El Partido Conservador de Thatcher dominó en las elecciones británicas hasta que en 1997 el Partido Laborista volvió al gobierno luego de dos décadas. Pero ya no era el mismo laborismo. Desde principios de los 90 se estaba procesando un cambio de línea política llamado “Nuevo Laborismo”, que culminó en 1993, con la eliminación de la meta del socialismo de los estatutos del partido. El líder de este proceso era Tony Blair, un político joven y carismático que quería situar al partido en el centro del espectro político, acompañado de expertos en rosca mediática. Su gran intelectual fue el sociólogo Anthony Giddens, que propuso la necesidad de superar a la socialdemocracia con una política de workfare (es decir, sustituir al estado de bienestar por estímulos a la entrada en el mercado de trabajo), una desenfatización del rol de los sindicatos y una renovada creencia en los mercados. Tan extremo fue el movimiento a la derecha del laborismo que Thatcher consideraba a los gobiernos de Blair su principal logro. En política internacional, Blair favoreció un alineamiento total con Estados Unidos, acompañando a George W. Bush a la invasión de Irak, que tuvo como saldo una década y media de guerra civil, más de 600.000 muertos y una multiplicación de la violencia en toda la región. Tony Blair, al salir del cargo de primer ministro, se transformó en un lobbysta de la alta política internacional. Hace unos meses fue designado por Donald Trump como gobernador de Gaza una vez completada la fase actual del genocidio palestino.

Estas centroizquierdas tan radicalmente neoliberales pueden parecer extrañas si uno piensa en términos de izquierdas y derechas, pero no lo son tanto. Por un lado, existe una larga historia de relaciones entre la socialdemocracia y el neoliberalismo a lo largo de toda la segunda mitad del siglo XX. Por otro lado, los 90 fueron un tiempo de total hegemonía ideológica del liberalismo (al punto de que se hablaba de “pensamiento único”), unipolarismo estadounidense y cambios en el mercado mundial que provocaban la desindustrialización de occidente y el ascenso de la economía de la información y los servicios, trayendo a su vez grandes cambios sociológicos. Si a esto se suma el trauma de las derrotas y el terrorismo de estado, este devenir no es tan difícil de entender.

Que sea comprensible no hace, de todos modos, que sea aceptable. El bloqueo de las perspectivas de transformación, la traición de las viejas aspiraciones y la degradación de la vida en un mundo de mercado no iba a quedar sin contestación.

2. El extraño renacer de la política radical

Ciertamente no todas las izquierdas, en estos dos países, acompañaron la marcha hacia la derecha. En tiempos de Thatcher, de hecho, el laborismo alojó a su interior procesos de radicalización: municipalismos socialistas en las grandes ciudades, militancias antiimperialistas y antirracistas (destacándose la denuncia del apartheid sudafricano) o la aparición de los Bennites, un grupo de laboristas radicales mayormente provenientes del trotskismo, fueron ejemplos de la persistencia de la izquierda radical británica a lo largo de los 80. En Chile, no toda la izquierda entró en la Concertación. El Partido Comunista quedó afuera, la resistencia mapuche continuó y diferentes izquierdas partidarias y no partidarias se dedicaron a la crítica y la búsqueda de alternativas.
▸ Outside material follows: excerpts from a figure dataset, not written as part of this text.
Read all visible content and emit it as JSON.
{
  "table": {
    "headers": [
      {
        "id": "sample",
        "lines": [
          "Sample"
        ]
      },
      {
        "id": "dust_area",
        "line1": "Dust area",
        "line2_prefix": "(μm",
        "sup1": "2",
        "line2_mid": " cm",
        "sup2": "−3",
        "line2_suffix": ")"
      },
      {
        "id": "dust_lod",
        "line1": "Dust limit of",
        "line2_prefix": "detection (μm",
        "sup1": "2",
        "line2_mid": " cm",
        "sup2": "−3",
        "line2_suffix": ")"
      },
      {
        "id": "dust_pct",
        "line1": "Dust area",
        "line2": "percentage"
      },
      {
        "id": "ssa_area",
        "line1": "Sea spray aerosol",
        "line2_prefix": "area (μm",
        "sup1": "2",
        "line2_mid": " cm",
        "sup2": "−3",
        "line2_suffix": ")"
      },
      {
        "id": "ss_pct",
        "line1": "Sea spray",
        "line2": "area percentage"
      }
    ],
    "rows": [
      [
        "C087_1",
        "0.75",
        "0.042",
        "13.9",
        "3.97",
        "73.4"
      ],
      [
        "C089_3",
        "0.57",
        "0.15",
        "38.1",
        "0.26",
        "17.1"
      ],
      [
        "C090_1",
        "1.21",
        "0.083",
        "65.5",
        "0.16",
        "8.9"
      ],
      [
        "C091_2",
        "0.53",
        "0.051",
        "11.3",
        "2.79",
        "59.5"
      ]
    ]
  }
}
La radicalidad con la que se implantó el neoliberalismo en Chile hizo que en ese país la conciencia crítica sobre los problemas del liberalismo se desarrollara tempranamente. Lo alevoso de la complicidad progresista con las reformas neoliberales también dio a los chilenos una ventaja histórica en la formulación de la crítica al progresismo. El hecho de que el pinochetismo dejó un sistema electoral que hacía casi imposible la formación de mayorías para reformas profundas y unas fuerzas represivas que gozaban de un alto grado de autonomía para reprimir, dio a la izquierda chilena un sano escepticismo sobre la posibilidad de un gradualismo reformista. En este contexto comenzaron a surgir movimientos críticos del consenso neoliberal, siendo el principal entre ellos el movimiento estudiantil, que reclamaba el fin del lucro en la enseñanza y, luego, contra las AFPs (versión chilena de las AFAPs), reclamando lo mismo en la seguridad social. La simultánea privatización y masificación de la enseñanza terciaria produjo una peligrosa masa de estudiantes endeudados. El hecho de que cada manifestación estudiantil fuera reprimida entrenó a más de una generación de militantes estudiantiles para el combate callejero contra los carabineros. Los estudiantes lograron montar sucesivas olas de protestas cada vez más masivas a partir de 2011. Los niños que habían crecido mirando 31 minutos ahora eran militantes combativos.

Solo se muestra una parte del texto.